EL MUNDO › OPINIóN

Una victoria inscripta en una historia

 Por Gabriel Puricelli *

Ante la elección de José Mujica y Danilo Astori es necesario rechazar cualquier análisis que descarte con suficiencia la importancia de ponerlas en perspectiva histórica y se contente con sentenciar que “estaba cantada”. Por el contrario, el triunfo frenteamplista representa la superación de una valla más en la construcción de la coalición de izquierdas: la de hacer que el ejercicio del gobierno no se tradujera en desencanto y lograr que dos de sus dirigentes fueran sucedidos por otros al frente de la democracia oriental. El ciclo electoral de este año sometió al Frente Amplio a un test más exigente que el que afrontaron en su momento sus familiares ideológicos, apoyados por alianzas electorales y de gobierno que van más allá del centroizquierda, en Brasil (donde la Constitución le permitió a Lula sucederse a sí mismo) y en Chile (donde Michelle Bachelet llegó como la tercera socialista a ocupar La Moneda). Estudiando la trayectoria de casi cuatro décadas de la fuerza fundada por Líber Seregni, se podría arriesgar que el único desafío que le queda por acometer es el de pasar la consigna a un futuro candidato que inevitablemente no será parte de la generación de los fundadores de la fuerza.
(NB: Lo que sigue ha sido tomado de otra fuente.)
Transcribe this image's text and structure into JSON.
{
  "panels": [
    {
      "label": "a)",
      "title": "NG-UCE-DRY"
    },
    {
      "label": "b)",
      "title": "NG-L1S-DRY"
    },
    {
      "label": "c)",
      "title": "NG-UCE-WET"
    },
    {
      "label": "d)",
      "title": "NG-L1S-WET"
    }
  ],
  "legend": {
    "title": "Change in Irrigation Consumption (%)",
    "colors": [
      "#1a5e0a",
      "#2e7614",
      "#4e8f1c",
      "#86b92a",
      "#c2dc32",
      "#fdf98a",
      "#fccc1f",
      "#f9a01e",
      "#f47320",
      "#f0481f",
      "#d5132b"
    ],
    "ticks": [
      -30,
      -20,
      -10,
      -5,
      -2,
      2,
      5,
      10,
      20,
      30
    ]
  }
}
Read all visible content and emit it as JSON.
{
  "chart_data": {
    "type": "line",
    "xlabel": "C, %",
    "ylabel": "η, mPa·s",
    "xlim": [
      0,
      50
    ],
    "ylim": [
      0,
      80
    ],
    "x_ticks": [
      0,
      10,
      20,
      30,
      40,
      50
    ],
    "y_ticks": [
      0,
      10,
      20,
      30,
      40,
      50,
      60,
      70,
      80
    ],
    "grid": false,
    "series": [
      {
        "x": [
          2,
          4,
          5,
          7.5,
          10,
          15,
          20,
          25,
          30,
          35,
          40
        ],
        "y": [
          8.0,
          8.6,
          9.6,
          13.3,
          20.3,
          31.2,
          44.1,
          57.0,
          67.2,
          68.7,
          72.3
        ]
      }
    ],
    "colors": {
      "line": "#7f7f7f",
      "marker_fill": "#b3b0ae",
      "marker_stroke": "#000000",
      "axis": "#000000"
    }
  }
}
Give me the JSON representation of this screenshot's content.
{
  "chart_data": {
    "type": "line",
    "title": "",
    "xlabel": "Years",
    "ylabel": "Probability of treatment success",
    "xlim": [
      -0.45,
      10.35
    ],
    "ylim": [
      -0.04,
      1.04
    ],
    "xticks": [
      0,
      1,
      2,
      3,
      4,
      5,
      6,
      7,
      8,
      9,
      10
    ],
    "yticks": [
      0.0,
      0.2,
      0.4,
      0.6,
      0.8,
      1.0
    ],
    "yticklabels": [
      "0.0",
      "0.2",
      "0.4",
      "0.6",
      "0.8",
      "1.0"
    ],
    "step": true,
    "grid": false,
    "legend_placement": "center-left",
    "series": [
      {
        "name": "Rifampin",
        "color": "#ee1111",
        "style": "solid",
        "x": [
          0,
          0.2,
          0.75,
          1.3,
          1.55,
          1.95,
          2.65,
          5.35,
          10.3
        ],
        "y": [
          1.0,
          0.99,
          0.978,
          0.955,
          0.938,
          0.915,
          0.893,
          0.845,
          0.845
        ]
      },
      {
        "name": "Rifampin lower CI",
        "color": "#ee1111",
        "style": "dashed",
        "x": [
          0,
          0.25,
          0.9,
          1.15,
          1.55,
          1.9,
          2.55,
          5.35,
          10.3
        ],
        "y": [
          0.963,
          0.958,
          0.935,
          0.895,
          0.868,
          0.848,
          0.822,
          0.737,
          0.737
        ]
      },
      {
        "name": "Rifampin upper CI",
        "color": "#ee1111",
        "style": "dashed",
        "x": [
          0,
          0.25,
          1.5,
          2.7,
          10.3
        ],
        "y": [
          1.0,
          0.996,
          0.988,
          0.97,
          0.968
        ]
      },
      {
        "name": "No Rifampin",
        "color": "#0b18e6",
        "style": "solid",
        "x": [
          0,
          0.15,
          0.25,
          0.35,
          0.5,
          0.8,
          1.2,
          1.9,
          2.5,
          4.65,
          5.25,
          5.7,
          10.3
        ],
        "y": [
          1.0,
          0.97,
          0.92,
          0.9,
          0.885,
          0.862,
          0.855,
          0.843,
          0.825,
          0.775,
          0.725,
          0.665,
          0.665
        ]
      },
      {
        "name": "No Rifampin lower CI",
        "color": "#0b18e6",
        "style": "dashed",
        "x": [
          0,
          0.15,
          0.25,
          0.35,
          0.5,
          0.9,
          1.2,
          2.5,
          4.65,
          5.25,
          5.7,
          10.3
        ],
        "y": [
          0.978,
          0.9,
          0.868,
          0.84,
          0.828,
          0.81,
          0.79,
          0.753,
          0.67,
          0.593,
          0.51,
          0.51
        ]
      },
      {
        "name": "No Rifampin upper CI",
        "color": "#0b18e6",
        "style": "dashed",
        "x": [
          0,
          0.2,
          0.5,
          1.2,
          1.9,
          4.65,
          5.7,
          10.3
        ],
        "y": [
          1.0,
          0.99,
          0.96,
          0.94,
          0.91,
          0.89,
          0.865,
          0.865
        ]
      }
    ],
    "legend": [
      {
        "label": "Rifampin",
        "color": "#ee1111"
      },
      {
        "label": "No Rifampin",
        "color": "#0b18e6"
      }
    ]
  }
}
Los méritos del gobierno de Tabaré Vázquez (en el que, no lo olvidemos, Mujica y Astori ocuparon ministerios importantísimos) son muchos, pero tal vez haya un aspecto que haya sido indispensable para perfeccionar la imbricación de la identidad frenteamplista con el ethos uruguayo, si se nos permite hablar de tal: la mejora de los niveles de igualdad social en un país que había perdido hace medio siglo la capacidad de promoverla. Uruguay se había asomado a la posibilidad material del igualitarismo de manera precoz bajo el gobierno de José Batlle y Ordóñez (otro Pepe al que le tocara ejercer la presidencia), pero tenía inscripta en sus genes esa aspiración desde la gesta independentista, que tuvo en el general Artigas al libertador más preocupado por la justicia social que diera su generación. Los correligionarios colorados del Pepe Batlle se encargaron de archivar su proyecto y los blancos a los que les tocó gobernar (a los mejores una historia perversa les negaría esa posibilidad) actuaron del mismo modo. En ese sentido se puede decir (con un trazo grueso que tal vez conlleve alguna injusticia) que la segunda mitad del siglo XX uruguayo fue la de la constitución de ese “Partido Rosado” que no le pudo hacer frente ayer a la mayoría que decidió votar por sus mejores tradiciones, plebiscitando al gran partido más joven del país.

La política uruguaya no puede ser declinada en clave argentina, pero sería un exceso de esnobismo omitir el empeño puesto por el derrotado Luis Lacalle en ser el Carlos Menem uruguayo. En una campaña que lo vio arrancar ya debilitado, no sólo por su segundo puesto en la primera vuelta sino por haberle hecho perder al Partido Nacional muchísimos parlamentarios, sólo echó mano del miedo como latiguillo y desempolvó un macartismo que ni siquiera tuvo la elegancia estilística del que es marca registrada del también ex presidente Julio María Sanguinetti. A contramano del nuevo consenso latinoamericano que, con matices marcadísimos, reivindica la utilidad del Estado para dinamizar la economía, Lacalle insistió en su fe neoliberal y remató su peripecia con propuestas de “mayor represión”.

Mujica y Astori tienen un desafío enorme por delante, pero reciben una herencia de buen gobierno que los pone en carrera con impulso. El definitivo eclipse de Lacalle en el Partido Nacional y la reflexión que se impone entre los colorados con respecto a la conveniencia de decolorarse en una excesiva intimidad con los blancos los ayudarán sin dudas a encarar la nueva etapa sin necesidad de preocuparse por un buen tiempo por sus adversarios.